The speakers at the Vaccine Bonds round-table discussion identified both the demand for such bonds in SRI space and liquidity risks in the market as significant risks to investor returns. However, the primary risk is that of the recipient countries going into protracted arrear, and thus being unable to reimburse the IFFIm. Élie Hériard Dubreuil, of Standard and Poor’s Ratings (S&P), noted that Zimbabwe, Sudan and Somalia are currently in protracted arrear, and emphasised that this is an unusually low number amongst the recipient countries: it is usually much higher. Mr Dubreuil advocated the retention of liquidity as a potential solution to this: IFFIm will borrow less than has been pledged to it, thus creating a 70% buffer on top of the debt. Mr Dubreuil also noted a number of delays with donor payments: the majority of these delays are less than five days, although some have lasted for several weeks. S&P recently downgraded the long-term credit raiting of the IFFIm from AA+ to AA with a stable outlook, reflecting their downgrade of France.

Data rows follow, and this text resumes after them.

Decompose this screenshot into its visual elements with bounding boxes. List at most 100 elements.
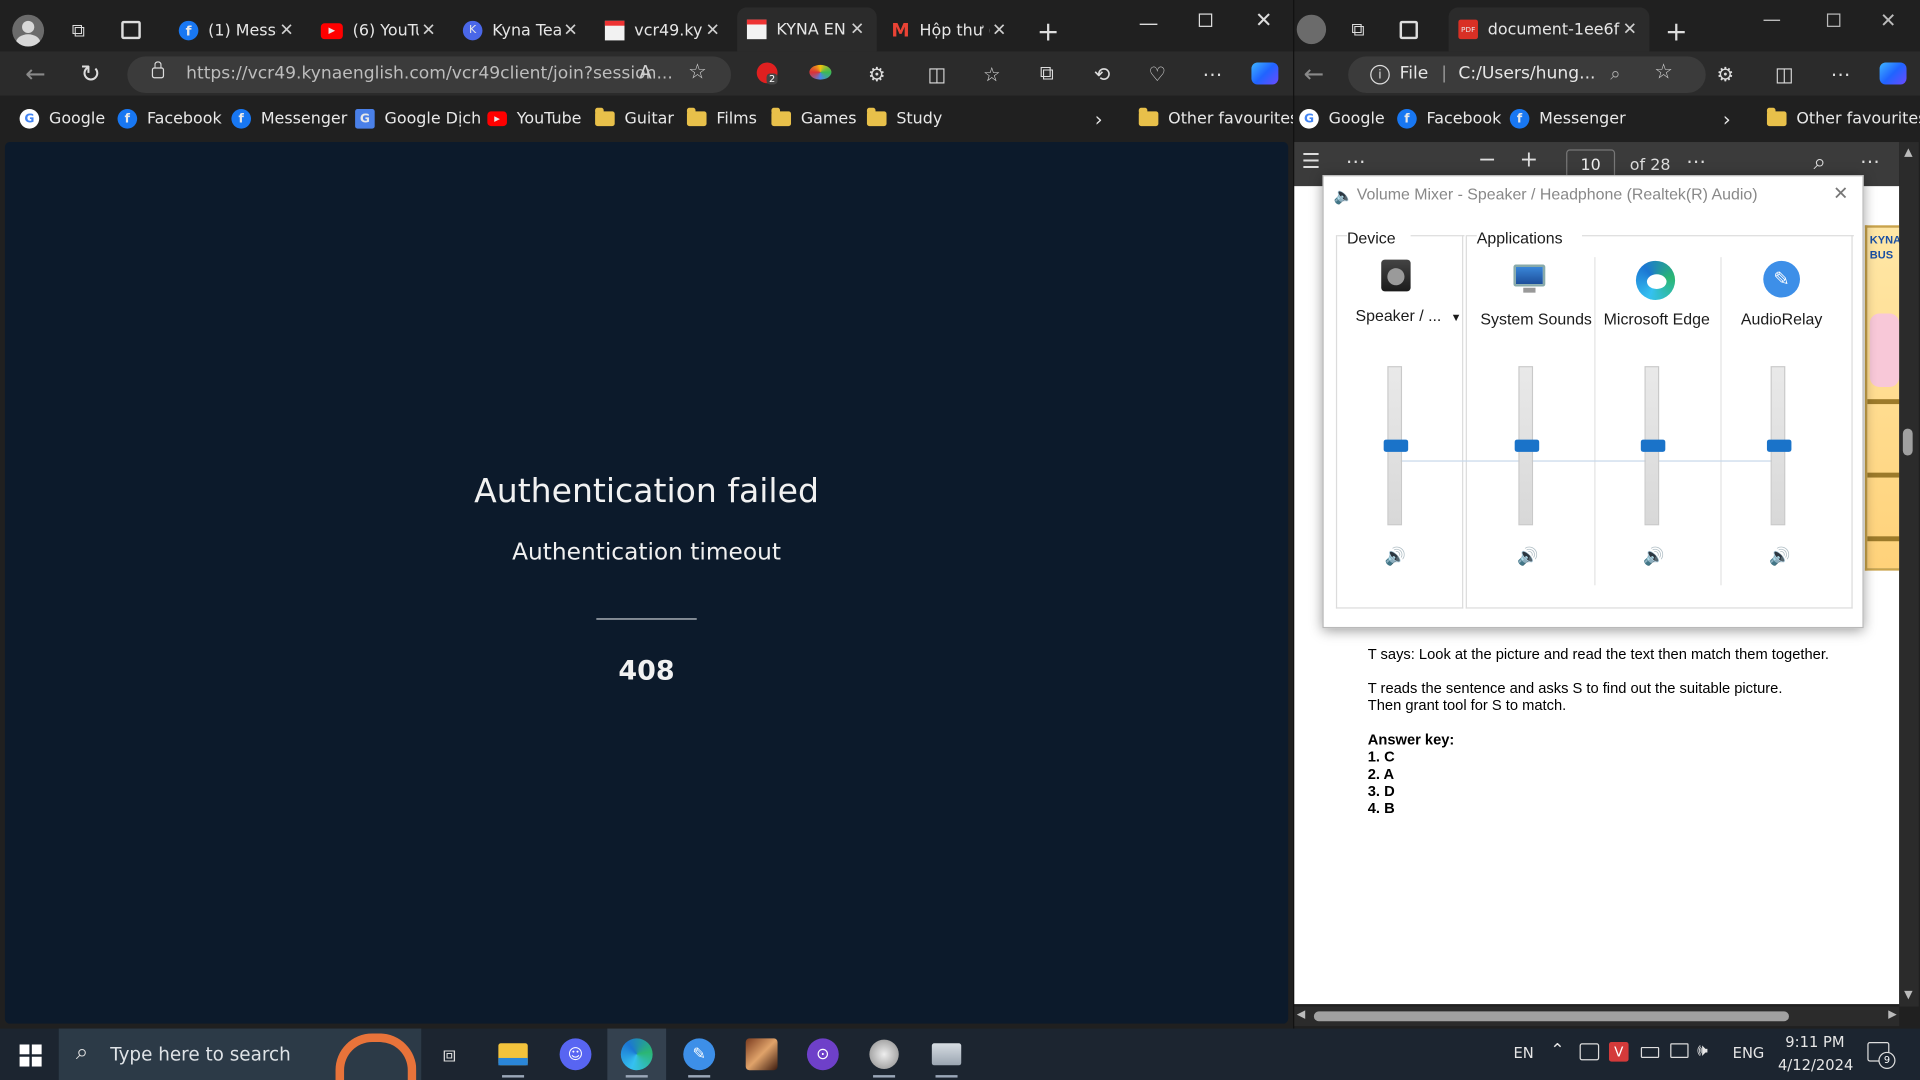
copilot-icon[interactable] — [1879, 62, 1907, 85]
audiorelay-taskbar-icon[interactable]: ✎ — [681, 1036, 718, 1078]
favorite-facebook[interactable]: f Facebook — [117, 105, 222, 132]
profile-avatar[interactable] — [1296, 14, 1327, 45]
maximize-button[interactable] — [1198, 13, 1213, 27]
start-button[interactable] — [19, 1044, 42, 1067]
tray-app-icon[interactable] — [1579, 1043, 1600, 1061]
tab-kyna-english[interactable]: KYNA EN ✕ — [737, 7, 877, 52]
close-icon[interactable]: ✕ — [277, 21, 297, 41]
favorite-folder-guitar[interactable]: Guitar — [595, 105, 674, 132]
system-sounds-mute-speaker-icon[interactable]: 🔊 — [1517, 546, 1538, 567]
tab-vcr49[interactable]: vcr49.kyn ✕ — [595, 10, 732, 52]
slider-thumb[interactable] — [1640, 439, 1666, 452]
close-window-button[interactable]: ✕ — [1875, 6, 1902, 33]
file-explorer-icon[interactable] — [495, 1036, 532, 1078]
favorite-folder-study[interactable]: Study — [866, 105, 942, 132]
language-short[interactable]: EN — [1513, 1044, 1533, 1061]
favorite-youtube[interactable]: ▶ YouTube — [487, 105, 581, 132]
clock-time[interactable]: 9:11 PM — [1785, 1033, 1844, 1050]
extensions-icon[interactable]: ⚙ — [864, 61, 888, 85]
more-options-icon[interactable]: ⋯ — [1686, 149, 1706, 172]
close-window-button[interactable]: ✕ — [1250, 7, 1277, 34]
new-tab-button[interactable]: + — [1033, 17, 1062, 48]
favorite-folder-games[interactable]: Games — [771, 105, 857, 132]
volume-icon[interactable]: 🕪 — [1697, 1041, 1708, 1061]
tab-actions-icon[interactable] — [1399, 20, 1418, 40]
collections-icon[interactable]: ⧉ — [1035, 61, 1059, 85]
slider-thumb[interactable] — [1514, 439, 1540, 452]
back-button[interactable]: ← — [1302, 59, 1326, 88]
search-icon[interactable]: ⌕ — [1813, 149, 1825, 175]
history-icon[interactable]: ⟲ — [1090, 61, 1114, 85]
address-bar[interactable]: https://vcr49.kynaenglish.com/vcr49clien… — [127, 56, 732, 94]
workspaces-icon[interactable]: ⧉ — [1346, 18, 1370, 40]
microsoft-edge-volume-slider[interactable] — [1640, 366, 1666, 526]
back-button[interactable]: ← — [23, 59, 47, 88]
address-bar[interactable]: i File | C:/Users/hung... ⌕ ☆ — [1348, 56, 1706, 94]
close-icon[interactable]: ✕ — [703, 21, 723, 41]
task-view-icon[interactable]: ⧈ — [431, 1036, 468, 1073]
extension-colorful-icon[interactable] — [809, 64, 832, 80]
discord-icon[interactable]: ☺ — [557, 1036, 594, 1073]
close-icon[interactable]: ✕ — [419, 21, 439, 41]
network-icon[interactable] — [1670, 1043, 1689, 1058]
workspaces-icon[interactable]: ⧉ — [66, 20, 90, 42]
favorite-folder-films[interactable]: Films — [686, 105, 757, 132]
minimize-button[interactable]: — — [1760, 7, 1784, 31]
vivaldi-tray-icon[interactable]: V — [1608, 1042, 1629, 1062]
favorite-google[interactable]: G Google — [19, 105, 105, 132]
more-tools-icon[interactable]: ⋯ — [1346, 149, 1366, 172]
horizontal-scroll-thumb[interactable] — [1313, 1011, 1789, 1022]
audiorelay-volume-slider[interactable] — [1766, 366, 1792, 526]
slider-thumb[interactable] — [1766, 439, 1792, 452]
favorite-star-icon[interactable]: ☆ — [688, 60, 707, 84]
refresh-button[interactable]: ↻ — [78, 59, 102, 88]
device-mute-speaker-icon[interactable]: 🔊 — [1385, 546, 1406, 567]
game-app-icon[interactable] — [743, 1036, 780, 1073]
microsoft-edge-taskbar-icon[interactable] — [618, 1036, 655, 1078]
profile-avatar[interactable] — [12, 14, 45, 47]
favorite-star-icon[interactable]: ☆ — [1654, 60, 1673, 84]
remote-desktop-icon[interactable] — [928, 1036, 965, 1078]
favorite-google[interactable]: G Google — [1299, 105, 1385, 132]
new-tab-button[interactable]: + — [1662, 17, 1691, 48]
more-icon[interactable]: ⋯ — [1200, 61, 1224, 85]
tab-actions-icon[interactable] — [121, 20, 141, 40]
tab-messenger[interactable]: f (1) Messe ✕ — [169, 10, 306, 52]
performance-icon[interactable]: ♡ — [1145, 61, 1169, 85]
audio-app-icon[interactable] — [866, 1036, 903, 1078]
minimize-button[interactable]: — — [1134, 10, 1163, 34]
close-icon[interactable]: ✕ — [1833, 182, 1848, 205]
system-sounds-volume-slider[interactable] — [1514, 366, 1540, 526]
table-of-contents-icon[interactable]: ☰ — [1302, 149, 1321, 173]
extensions-icon[interactable]: ⚙ — [1713, 61, 1737, 85]
close-icon[interactable]: ✕ — [1620, 20, 1640, 40]
copilot-icon[interactable] — [1251, 62, 1279, 85]
maximize-button[interactable] — [1826, 13, 1841, 27]
adblock-extension-icon[interactable]: 2 — [756, 62, 778, 85]
tab-kyna-teacher[interactable]: K Kyna Teac ✕ — [453, 10, 590, 52]
tab-gmail[interactable]: M Hộp thư ( ✕ — [882, 10, 1019, 52]
tab-youtube[interactable]: ▶ (6) YouTu ✕ — [311, 10, 448, 52]
zoom-in-icon[interactable]: + — [1520, 147, 1538, 173]
other-favourites[interactable]: Other favourites — [1766, 105, 1920, 132]
language-indicator[interactable]: ENG — [1733, 1044, 1765, 1061]
vertical-scrollbar[interactable]: ▲ ▼ — [1899, 142, 1919, 1007]
show-hidden-icons-chevron-up-icon[interactable]: ⌃ — [1550, 1041, 1564, 1061]
audiorelay-mute-speaker-icon[interactable]: 🔊 — [1769, 546, 1790, 567]
favorites-overflow-chevron-icon[interactable]: › — [1723, 105, 1731, 132]
more-icon[interactable]: ⋯ — [1828, 61, 1852, 85]
slider-thumb[interactable] — [1383, 439, 1409, 452]
clock-date[interactable]: 4/12/2024 — [1778, 1057, 1853, 1074]
close-icon[interactable]: ✕ — [847, 20, 867, 40]
horizontal-scrollbar[interactable]: ◀ ▶ — [1294, 1006, 1900, 1027]
zoom-out-icon[interactable]: − — [1478, 147, 1496, 173]
device-volume-slider[interactable] — [1383, 366, 1409, 526]
device-selector[interactable]: Speaker / ... ▼ — [1356, 306, 1462, 324]
close-icon[interactable]: ✕ — [989, 21, 1009, 41]
favorites-overflow-chevron-icon[interactable]: › — [1095, 105, 1103, 132]
search-box[interactable]: ⌕ Type here to search — [58, 1028, 422, 1080]
tab-document-pdf[interactable]: PDF document-1ee6f1f ✕ — [1448, 7, 1650, 52]
info-icon[interactable]: i — [1370, 64, 1390, 85]
favorite-messenger[interactable]: f Messenger — [1509, 105, 1626, 132]
edge-mute-speaker-icon[interactable]: 🔊 — [1643, 546, 1664, 567]
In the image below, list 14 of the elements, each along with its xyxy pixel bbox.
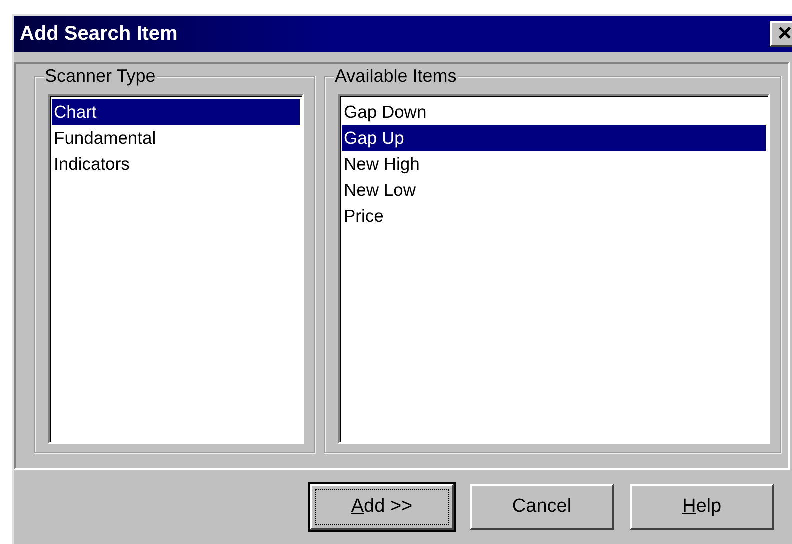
dialog-button[interactable]: Cancel <box>470 484 614 530</box>
window-title: Add Search Item <box>20 22 179 46</box>
dialog-button[interactable]: Help <box>630 484 774 530</box>
list-item[interactable]: Gap Up <box>342 125 766 151</box>
list-item[interactable]: Fundamental <box>52 125 300 151</box>
close-button[interactable]: × <box>770 21 792 47</box>
group-label: Scanner Type <box>44 66 157 87</box>
list-item[interactable]: Indicators <box>52 151 300 177</box>
list-item[interactable]: Gap Down <box>342 99 766 125</box>
list-item[interactable]: Price <box>342 203 766 229</box>
dialog-button[interactable]: Add >> <box>310 484 454 530</box>
list-item[interactable]: Chart <box>52 99 300 125</box>
list-item[interactable]: New High <box>342 151 766 177</box>
list-item[interactable]: New Low <box>342 177 766 203</box>
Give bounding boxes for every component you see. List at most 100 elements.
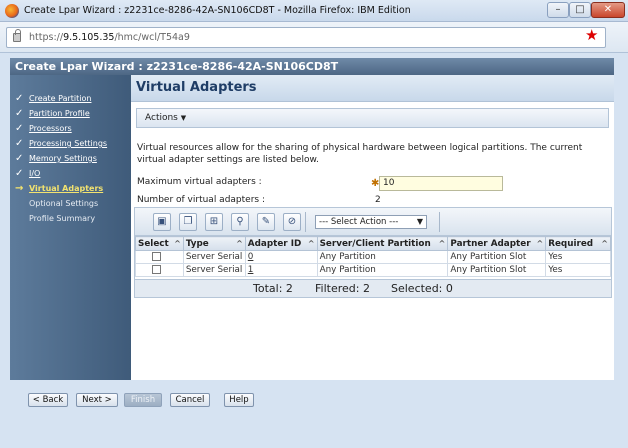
actions-menu-button[interactable]: Actions ▼ [145,113,186,123]
table-toolbar: ▣ ❐ ⊞ ⚲ ✎ ⊘ --- Select Action --- ▼ [135,208,611,236]
window-titlebar: Create Lpar Wizard : z2231ce-8286-42A-SN… [0,0,628,22]
filter-icon[interactable]: ⊞ [205,213,223,231]
step-create-partition[interactable]: ✓ Create Partition [15,93,91,104]
step-processors[interactable]: ✓ Processors [15,123,72,134]
address-bar: https://9.5.105.35/hmc/wcl/T54a9 ★ [0,22,628,53]
cell-type: Server Serial [182,250,246,264]
sort-asc-icon: ^ [307,238,315,248]
step-label: Optional Settings [29,199,99,208]
check-icon: ✓ [15,108,24,119]
wizard-button-bar: < Back Next > Finish Cancel Help [10,380,614,414]
select-action-value: --- Select Action --- [319,217,399,227]
adapters-grid: Select ^ Type ^ Adapter ID ^ Server/Client … [135,236,611,277]
max-adapters-label: Maximum virtual adapters : [137,177,262,187]
firefox-icon [5,4,19,18]
step-label: Profile Summary [29,214,96,223]
page-title: Virtual Adapters [131,75,614,102]
col-select[interactable]: Select ^ [135,236,184,251]
max-adapters-input[interactable]: 10 [379,176,503,191]
step-label: Processors [29,124,72,133]
sort-icon[interactable]: ✎ [257,213,275,231]
cell-partner: Any Partition Slot [447,250,547,264]
num-adapters-label: Number of virtual adapters : [137,195,265,205]
sort-asc-icon: ^ [236,238,243,248]
adapter-id-link[interactable]: 1 [244,263,318,277]
step-label: Create Partition [29,94,92,103]
actions-label: Actions [145,113,178,123]
cell-partner: Any Partition Slot [447,263,547,277]
step-partition-profile[interactable]: ✓ Partition Profile [15,108,90,119]
cell-required: Yes [545,250,611,264]
check-icon: ✓ [15,138,24,149]
url-text: https://9.5.105.35/hmc/wcl/T54a9 [29,32,190,43]
lock-icon [13,29,21,42]
col-required[interactable]: Required ^ [545,236,611,251]
url-path: /hmc/wcl/T54a9 [114,32,190,43]
window-title: Create Lpar Wizard : z2231ce-8286-42A-SN… [24,5,411,16]
col-adapter-id[interactable]: Adapter ID ^ [244,236,318,251]
cell-type: Server Serial [182,263,246,277]
help-button[interactable]: Help [224,393,254,407]
table-row: Server Serial 1 Any Partition Any Partit… [135,263,611,277]
col-type[interactable]: Type ^ [182,236,246,251]
url-scheme: https:// [29,32,64,43]
step-optional-settings: Optional Settings [15,199,98,208]
cancel-button[interactable]: Cancel [170,393,210,407]
back-button[interactable]: < Back [28,393,68,407]
num-adapters-value: 2 [375,195,381,205]
step-io[interactable]: ✓ I/O [15,168,40,179]
row-checkbox[interactable] [152,252,161,261]
row-checkbox[interactable] [152,265,161,274]
next-button[interactable]: Next > [76,393,118,407]
check-icon: ✓ [15,168,24,179]
select-all-icon[interactable]: ▣ [153,213,171,231]
cell-partition: Any Partition [316,263,449,277]
step-label: Partition Profile [29,109,90,118]
maximize-button[interactable]: □ [569,2,591,18]
caret-down-icon: ▼ [180,114,187,122]
check-icon: ✓ [15,123,24,134]
summary-filtered: Filtered: 2 [315,282,370,295]
step-memory-settings[interactable]: ✓ Memory Settings [15,153,97,164]
step-label: Virtual Adapters [29,184,104,193]
table-row: Server Serial 0 Any Partition Any Partit… [135,250,611,264]
url-host: 9.5.105.35 [63,32,115,43]
table-summary: Total: 2 Filtered: 2 Selected: 0 [135,279,611,297]
clear-sort-icon[interactable]: ⊘ [283,213,301,231]
step-profile-summary: Profile Summary [15,214,95,223]
dropdown-arrow-icon: ▼ [416,217,423,226]
col-partner-adapter[interactable]: Partner Adapter ^ [447,236,547,251]
finish-button: Finish [124,393,162,407]
step-label: Memory Settings [29,154,97,163]
minimize-button[interactable]: – [547,2,569,18]
description-text: Virtual resources allow for the sharing … [137,143,583,165]
select-action-dropdown[interactable]: --- Select Action --- ▼ [315,215,427,229]
step-processing-settings[interactable]: ✓ Processing Settings [15,138,107,149]
summary-total: Total: 2 [253,282,293,295]
col-partition[interactable]: Server/Client Partition ^ [316,236,449,251]
sort-asc-icon: ^ [536,238,544,248]
adapters-table: ▣ ❐ ⊞ ⚲ ✎ ⊘ --- Select Action --- ▼ Sele… [134,207,612,298]
check-icon: ✓ [15,153,24,164]
cell-required: Yes [545,263,611,277]
sort-asc-icon: ^ [438,238,446,248]
close-button[interactable]: ✕ [591,2,625,18]
sort-asc-icon: ^ [174,238,181,248]
wizard-header: Create Lpar Wizard : z2231ce-8286-42A-SN… [10,58,614,75]
wizard-steps-nav: ✓ Create Partition ✓ Partition Profile ✓ Pr… [10,75,131,380]
arrow-right-icon: → [15,183,24,194]
adapter-id-link[interactable]: 0 [244,250,318,264]
bookmark-star-icon[interactable]: ★ [585,28,598,43]
sort-asc-icon: ^ [601,238,608,248]
step-virtual-adapters[interactable]: → Virtual Adapters [15,183,103,194]
main-panel: Virtual Adapters Actions ▼ Virtual resou… [131,75,614,380]
actions-bar: Actions ▼ [136,108,609,128]
summary-selected: Selected: 0 [391,282,453,295]
cell-partition: Any Partition [316,250,449,264]
step-label: I/O [29,169,41,178]
edit-filter-icon[interactable]: ⚲ [231,213,249,231]
step-label: Processing Settings [29,139,108,148]
check-icon: ✓ [15,93,24,104]
url-field[interactable]: https://9.5.105.35/hmc/wcl/T54a9 [6,27,606,48]
deselect-all-icon[interactable]: ❐ [179,213,197,231]
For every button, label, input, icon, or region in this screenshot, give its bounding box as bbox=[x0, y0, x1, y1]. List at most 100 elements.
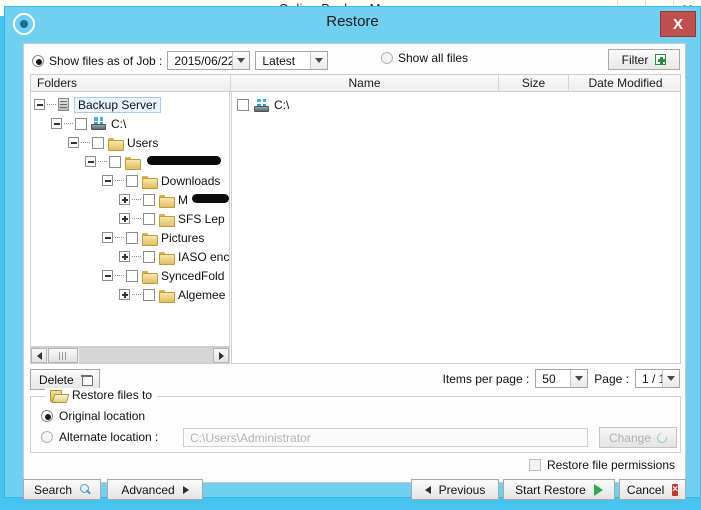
expand-node-icon[interactable] bbox=[119, 251, 130, 262]
tree-node-checkbox[interactable] bbox=[143, 288, 155, 301]
tree-node[interactable]: Downloads bbox=[31, 171, 229, 190]
delete-button-label: Delete bbox=[39, 372, 74, 387]
tree-node[interactable]: Users bbox=[31, 133, 229, 152]
previous-button[interactable]: Previous bbox=[411, 479, 499, 500]
collapse-node-icon[interactable] bbox=[34, 99, 45, 110]
tree-node-checkbox[interactable] bbox=[109, 155, 121, 168]
tree-node[interactable]: Backup Server bbox=[31, 95, 229, 114]
trash-icon bbox=[80, 374, 93, 386]
folder-tree-horizontal-scrollbar[interactable] bbox=[30, 347, 230, 364]
tree-node-label: Downloads bbox=[161, 173, 221, 188]
tree-connector-line bbox=[115, 180, 124, 181]
advanced-button[interactable]: Advanced bbox=[107, 479, 203, 500]
tree-node[interactable]: SyncedFold bbox=[31, 266, 229, 285]
folder-icon bbox=[159, 251, 175, 265]
items-per-page-dropdown[interactable]: 50 bbox=[535, 369, 589, 388]
restore-dialog: Restore X Show files as of Job : 2015/06… bbox=[4, 6, 701, 501]
search-button-label: Search bbox=[34, 482, 73, 497]
tree-node-checkbox[interactable] bbox=[126, 269, 138, 282]
column-header-folders[interactable]: Folders bbox=[31, 75, 231, 91]
restore-file-permissions-option[interactable]: Restore file permissions bbox=[528, 458, 675, 472]
collapse-node-icon[interactable] bbox=[102, 270, 113, 281]
alternate-location-label: Alternate location : bbox=[59, 430, 159, 444]
redacted-label bbox=[192, 194, 229, 203]
tree-node-checkbox[interactable] bbox=[143, 193, 155, 206]
restore-file-permissions-checkbox[interactable] bbox=[528, 459, 541, 471]
tree-node-checkbox[interactable] bbox=[143, 212, 155, 225]
delete-button[interactable]: Delete bbox=[30, 369, 100, 390]
table-row[interactable]: C:\ bbox=[237, 96, 289, 114]
dialog-titlebar: Restore X bbox=[5, 7, 700, 40]
file-list-panel[interactable]: C:\ bbox=[231, 92, 681, 364]
alternate-location-radio[interactable] bbox=[41, 431, 53, 443]
tree-node[interactable]: SFS Lep bbox=[31, 209, 229, 228]
tree-connector-line bbox=[115, 237, 124, 238]
start-restore-button[interactable]: Start Restore bbox=[503, 479, 615, 500]
job-version-dropdown[interactable]: Latest bbox=[255, 51, 329, 70]
show-all-files-radio[interactable] bbox=[381, 52, 393, 64]
cancel-button[interactable]: Cancel × bbox=[619, 479, 686, 500]
original-location-radio[interactable] bbox=[41, 410, 53, 422]
search-icon bbox=[80, 484, 90, 495]
show-files-as-of-job-option[interactable]: Show files as of Job : 2015/06/22 Latest bbox=[32, 51, 329, 70]
filter-button[interactable]: Filter bbox=[608, 49, 680, 70]
dialog-button-bar: Search Advanced Previous Start Restore C… bbox=[23, 479, 686, 501]
tree-node-label: Users bbox=[127, 135, 159, 150]
tree-node-checkbox[interactable] bbox=[75, 117, 87, 130]
restore-files-to-label: Restore files to bbox=[72, 388, 153, 402]
show-files-as-of-job-label: Show files as of Job : bbox=[49, 53, 163, 68]
show-files-as-of-job-radio[interactable] bbox=[32, 54, 44, 67]
tree-node[interactable]: Pictures bbox=[31, 228, 229, 247]
tree-node-checkbox[interactable] bbox=[143, 250, 155, 263]
scroll-left-arrow-icon[interactable] bbox=[31, 348, 47, 363]
tree-node[interactable]: Algemee bbox=[31, 285, 229, 304]
restore-files-to-group: Restore files to Original location Alter… bbox=[30, 388, 681, 453]
expand-node-icon[interactable] bbox=[119, 213, 130, 224]
items-per-page-label: Items per page : bbox=[442, 371, 530, 386]
dialog-close-button[interactable]: X bbox=[660, 11, 696, 37]
cancel-button-label: Cancel bbox=[626, 482, 665, 497]
collapse-node-icon[interactable] bbox=[85, 156, 96, 167]
tree-node-checkbox[interactable] bbox=[126, 231, 138, 244]
collapse-node-icon[interactable] bbox=[68, 137, 79, 148]
scrollbar-thumb[interactable] bbox=[48, 348, 78, 363]
original-location-option[interactable]: Original location bbox=[41, 409, 145, 423]
server-icon bbox=[58, 98, 69, 111]
file-row-checkbox[interactable] bbox=[237, 99, 249, 111]
expand-node-icon[interactable] bbox=[119, 289, 130, 300]
items-per-page-value: 50 bbox=[542, 371, 556, 386]
alternate-location-option[interactable]: Alternate location : bbox=[41, 430, 158, 444]
tree-connector-line bbox=[81, 142, 90, 143]
collapse-node-icon[interactable] bbox=[51, 118, 62, 129]
show-all-files-option[interactable]: Show all files bbox=[381, 51, 468, 65]
page-value: 1 / 1 bbox=[642, 371, 666, 386]
tree-node-label: Algemee bbox=[178, 287, 226, 302]
search-button[interactable]: Search bbox=[23, 479, 101, 500]
scroll-right-arrow-icon[interactable] bbox=[213, 348, 229, 363]
folder-tree-panel[interactable]: Backup Server C:\ Users Downloads M SFS Lep Pi… bbox=[30, 92, 230, 347]
column-header-name[interactable]: Name bbox=[231, 75, 499, 91]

Despite this, the future looks positive for vaccine bonds. Anja Langenbucher of the Gates Foundation stated that the Foundation considers GAVI to be an efficient instrument in the delivery of vaccinations, and it views IFFIm as a good tool with which to enable GAVI to do this. The Foundation is extremely concerned with the delivery of vaccinations, and 50% of its funding is used to finance this cause. Ms Langenbucher advocated GAVI as a model for future aid projects, as it is a continuous process of development. However, several of the other speakers disagreed with this statement: one claimed that it could only be replicated depending on the will of the municipal government, whilst another stated that it is a unique model and thus irreplicable. GAVI has regular “replenishment cycles”, whereby donors are asked how much they are willing to contribute over a period of four years. The UK is currently the second largest donor. The IFFIm provided 50% of GAVI’s funding in the first five years since it was created, but now it provides around 30%, thus highlighting the increase in private investorship. When questioned whether this type of investment would still be popular in twenty years, the panel responded that they anticipate then to be a period of collection from the donor countries, and therefore less government investment would occur.